It has been just over three years since HP’s release of its Officejet Pro X line of printers based on the company’s fixed PageWide inkjet printhead technology, as described in our February 2013 review of the Officejet Pro X576dw Multifunction Printer. Many things about this new line impressed us at the time, including its exceptional print speed, great print quality, and extraordinarily competitive cost per page. In fact, this was the cheapest-to-use multifunction printer (MFP) we had tested at the time, be it a laser or an inkjet. (It still holds that distinction.)
However, HP never really filtered the PageWide technology way down its product stack. Unlike its competitor Epson, which offered a new printhead in mid-2014, dubbed “PrecisionCore,” in models all the way down to its entry-level, low-volume WorkForce multifunction printers (MFPs), the Palo Alto printer giant kept PageWide out of its lower-volume (and lower-priced) office-centric products.
That remains the case. On the date of this review, March 8, HP is rolling out a new, second-gen line of HP PageWide printers—and indeed, PageWide joins LaserJet and Officejet as a discrete HP product family—with more levels than before. Today’s review unit, HP’s $899.99-MSRP PageWide 577dw, for example, sits near the top of the PageWide product line, while the cheapest PageWide model, the PageWide Pro 452dw sfp, a single-function machine, lists for $499.99.

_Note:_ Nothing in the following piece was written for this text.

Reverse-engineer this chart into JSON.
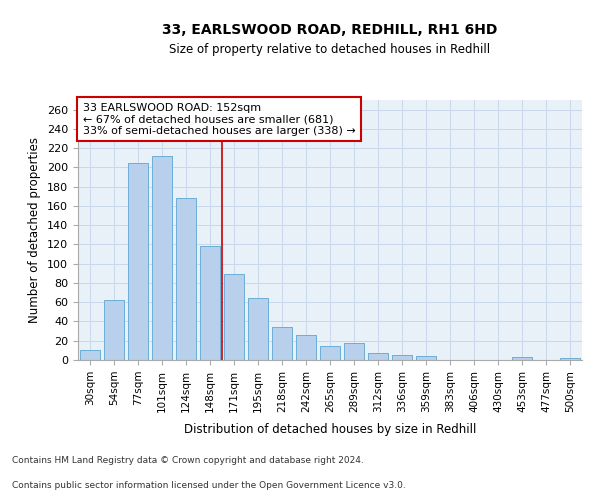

That’s a far cry from the average consumer- or small-office-grade $199 and $299 high-volume inkjets designed to churn out a few thousand pages per month. Our PageWide Pro 577dw review unit, for example, has an 80,000-page monthly duty cycle, which is the number of pages HP says the printer should be able to handle each month without undue wear. Since PageWide is a “fixed” printhead spanning the width of the page, more akin to a laser printer mechanism than a conventional inkjet, it can churn out pages mighty fast, without the limitations of a moving printhead carriage.

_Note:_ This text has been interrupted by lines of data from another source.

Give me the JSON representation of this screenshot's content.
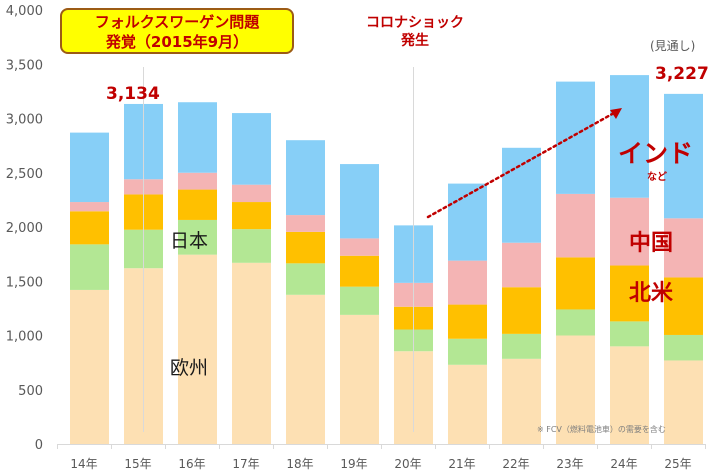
{
  "chart_data": {
    "type": "bar",
    "stacked": true,
    "title": "",
    "xlabel": "",
    "ylabel": "",
    "ylim": [
      0,
      4000
    ],
    "yticks": [
      0,
      500,
      1000,
      1500,
      2000,
      2500,
      3000,
      3500,
      4000
    ],
    "ytick_labels": [
      "0",
      "500",
      "1,000",
      "1,500",
      "2,000",
      "2,500",
      "3,000",
      "3,500",
      "4,000"
    ],
    "grid": false,
    "legend": "none (inline labels)",
    "categories": [
      "14年",
      "15年",
      "16年",
      "17年",
      "18年",
      "19年",
      "20年",
      "21年",
      "22年",
      "23年",
      "24年",
      "25年"
    ],
    "series": [
      {
        "name": "欧州",
        "color": "#fde0b3",
        "values": [
          1420,
          1620,
          1745,
          1670,
          1375,
          1190,
          855,
          730,
          785,
          1000,
          900,
          770
        ]
      },
      {
        "name": "日本",
        "color": "#b3e794",
        "values": [
          420,
          355,
          320,
          310,
          290,
          260,
          200,
          240,
          230,
          240,
          230,
          235
        ]
      },
      {
        "name": "北米",
        "color": "#ffc000",
        "values": [
          305,
          325,
          280,
          250,
          290,
          285,
          210,
          315,
          430,
          480,
          515,
          530
        ]
      },
      {
        "name": "中国",
        "color": "#f4b4b4",
        "values": [
          85,
          140,
          155,
          160,
          155,
          160,
          220,
          405,
          410,
          585,
          625,
          545
        ]
      },
      {
        "name": "インドなど",
        "color": "#87cff7",
        "values": [
          640,
          694,
          650,
          660,
          690,
          685,
          530,
          710,
          875,
          1035,
          1130,
          1147
        ]
      }
    ],
    "annotations": [
      {
        "text": "3,134",
        "category": "15年",
        "value": 3134
      },
      {
        "text": "3,227",
        "category": "25年",
        "value": 3227
      }
    ]
  },
  "title_box": {
    "line1": "フォルクスワーゲン問題",
    "line2": "発覚（2015年9月）"
  },
  "annotations": {
    "corona_line1": "コロナショック",
    "corona_line2": "発生",
    "forecast": "(見通し)",
    "value_15": "3,134",
    "value_25": "3,227",
    "india": "インド",
    "india_sub": "など",
    "china": "中国",
    "north_america": "北米",
    "japan": "日本",
    "europe": "欧州",
    "footnote": "※ FCV（燃料電池車）の需要を含む"
  },
  "colors": {
    "accent_red": "#c00000",
    "axis": "#d9d9d9",
    "marker_line": "#d9d9d9"
  }
}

What we really liked about the first round of PageWide printers, though, was that unprecedented low cost per page (CPP) of operation. At the time, only very expensive enterprise-grade laser machines could touch it in that regard.
This time around, you can buy black cartridges with page yields up to 17,000 pages (and color tanks with yields up to 13,000), as opposed to 9,200 and 6,600, respectively, in the previous generation. The CPP figures, for both monochrome and color, have stayed about the same, which we’ll get into in greater detail in the Setup & Paper Handling section later on. Like any self-respecting high-volume printer, this one delivers a CPP low enough to make printing out multiple reams of paper each month reasonably economical compared with other like-priced printers.

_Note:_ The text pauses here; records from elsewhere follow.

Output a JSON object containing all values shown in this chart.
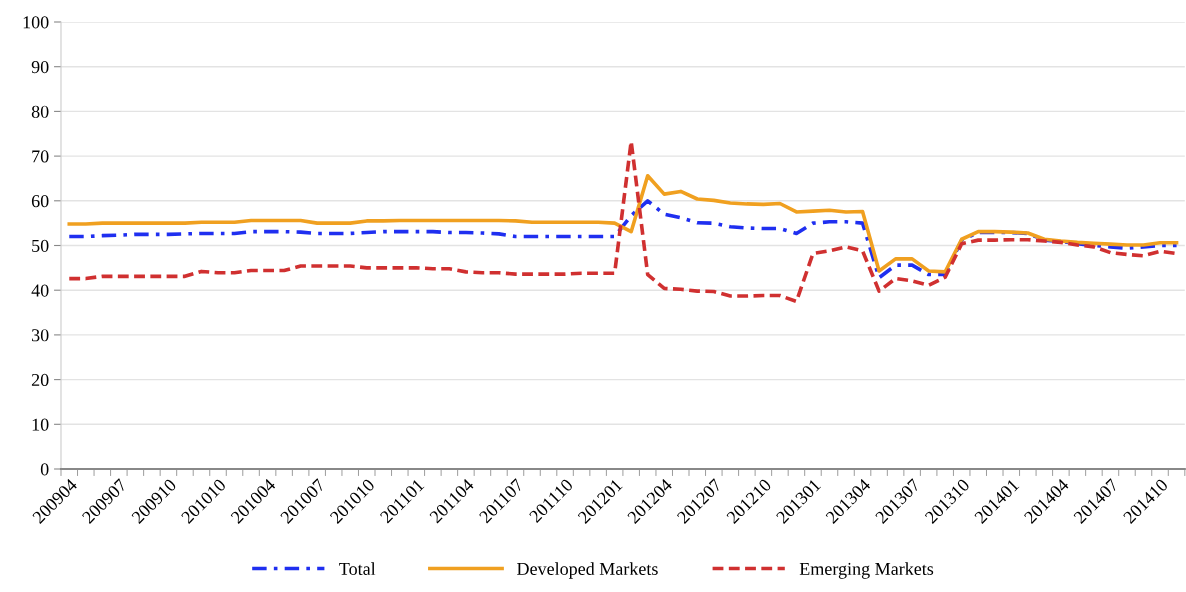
{
  "chart_data": {
    "type": "line",
    "categories": [
      "200904",
      null,
      null,
      "200907",
      null,
      null,
      "200910",
      null,
      null,
      "201010",
      null,
      null,
      "201004",
      null,
      null,
      "201007",
      null,
      null,
      "201010",
      null,
      null,
      "201101",
      null,
      null,
      "201104",
      null,
      null,
      "201107",
      null,
      null,
      "201110",
      null,
      null,
      "201201",
      null,
      null,
      "201204",
      null,
      null,
      "201207",
      null,
      null,
      "201210",
      null,
      null,
      "201301",
      null,
      null,
      "201304",
      null,
      null,
      "201307",
      null,
      null,
      "201310",
      null,
      null,
      "201401",
      null,
      null,
      "201404",
      null,
      null,
      "201407",
      null,
      null,
      "201410",
      null
    ],
    "series": [
      {
        "name": "Total",
        "color": "#1f2ff0",
        "line_style": "dashdot",
        "values": [
          52.0,
          52.0,
          52.2,
          52.3,
          52.5,
          52.5,
          52.5,
          52.6,
          52.7,
          52.7,
          52.7,
          53.1,
          53.1,
          53.1,
          53.0,
          52.7,
          52.7,
          52.7,
          52.9,
          53.1,
          53.1,
          53.1,
          53.1,
          52.9,
          52.9,
          52.8,
          52.6,
          52.0,
          52.0,
          52.0,
          52.0,
          52.0,
          52.0,
          52.0,
          56.7,
          60.0,
          57.0,
          56.2,
          55.1,
          55.0,
          54.2,
          53.9,
          53.8,
          53.8,
          52.7,
          55.0,
          55.3,
          55.3,
          55.0,
          42.8,
          45.6,
          45.6,
          43.5,
          43.5,
          51.2,
          52.9,
          52.9,
          52.9,
          52.7,
          51.2,
          50.9,
          50.4,
          50.0,
          49.7,
          49.4,
          49.7,
          50.0,
          50.0
        ]
      },
      {
        "name": "Developed Markets",
        "color": "#f0a020",
        "line_style": "solid",
        "values": [
          54.8,
          54.8,
          55.0,
          55.0,
          55.0,
          55.0,
          55.0,
          55.0,
          55.2,
          55.2,
          55.2,
          55.6,
          55.6,
          55.6,
          55.6,
          55.0,
          55.0,
          55.0,
          55.5,
          55.5,
          55.6,
          55.6,
          55.6,
          55.6,
          55.6,
          55.6,
          55.6,
          55.5,
          55.2,
          55.2,
          55.2,
          55.2,
          55.2,
          55.0,
          53.1,
          65.6,
          61.5,
          62.1,
          60.4,
          60.1,
          59.5,
          59.3,
          59.2,
          59.4,
          57.5,
          57.7,
          57.9,
          57.5,
          57.6,
          44.3,
          47.0,
          47.0,
          44.3,
          44.1,
          51.4,
          53.1,
          53.1,
          53.0,
          52.8,
          51.4,
          51.0,
          50.7,
          50.5,
          50.3,
          50.1,
          50.1,
          50.6,
          50.6
        ]
      },
      {
        "name": "Emerging Markets",
        "color": "#d03030",
        "line_style": "dashed",
        "values": [
          42.6,
          42.6,
          43.1,
          43.1,
          43.1,
          43.1,
          43.1,
          43.1,
          44.2,
          43.9,
          43.9,
          44.4,
          44.4,
          44.4,
          45.4,
          45.4,
          45.4,
          45.4,
          45.0,
          45.0,
          45.0,
          45.0,
          44.8,
          44.8,
          44.1,
          43.9,
          43.9,
          43.6,
          43.6,
          43.6,
          43.6,
          43.8,
          43.8,
          43.8,
          73.3,
          43.5,
          40.4,
          40.2,
          39.8,
          39.7,
          38.7,
          38.7,
          38.8,
          38.8,
          37.5,
          48.2,
          48.8,
          49.7,
          48.8,
          39.8,
          42.6,
          42.1,
          41.1,
          42.9,
          50.4,
          51.2,
          51.2,
          51.3,
          51.3,
          51.0,
          50.7,
          50.1,
          49.7,
          48.4,
          48.0,
          47.7,
          48.7,
          48.2
        ]
      }
    ],
    "ylim": [
      0,
      100
    ],
    "yticks": [
      0,
      10,
      20,
      30,
      40,
      50,
      60,
      70,
      80,
      90,
      100
    ],
    "grid": "y",
    "legend": "bottom",
    "marker": "none"
  }
}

Now, while a high duty cycle and a low CPP are important, so too are print speed, print quality, and, of course, mobile connectivity and cloud features. The 577dw delivers that, not to mention a wealth of security and network-administration options, along with some design features that make this, like its X576dw predecessor, a top pick for businesses that need bulk output, color, and not necessarily laser-quality text.
As we alluded to earlier, the PageWide Pro models are part of a much larger collection of products that all debuted on March 8. In addition to the PageWide additions to HP’s product stable (a total of seven printers, there, in PageWide Pro 500, PageWide Pro 400, and PageWide 300 lines), the company is also pushing out new and replacement models in the Officejet Pro, PageWide Enterprise, and Officejet Mobile product families. We’ll be getting down to reviews of many of these in the coming weeks.
All considered, we found little to quibble about in this high-volume workhorse, other than what seemed to us a lofty price, versus competing models such as Epson’s $549.99-list WorkForce Pro WF-6590 Network Multifunction Color Printer. The good news for HP here, though, is that this new PageWide model provides significantly lower CPPs than the highest-volume Epson WorkForce Pro models that are available at the moment, which is very important for high-volume printers like these. And the good news for businesses that need that kind of mass output: The PageWide Pro 577dw maintains most of the high points of its illustrious predecessor.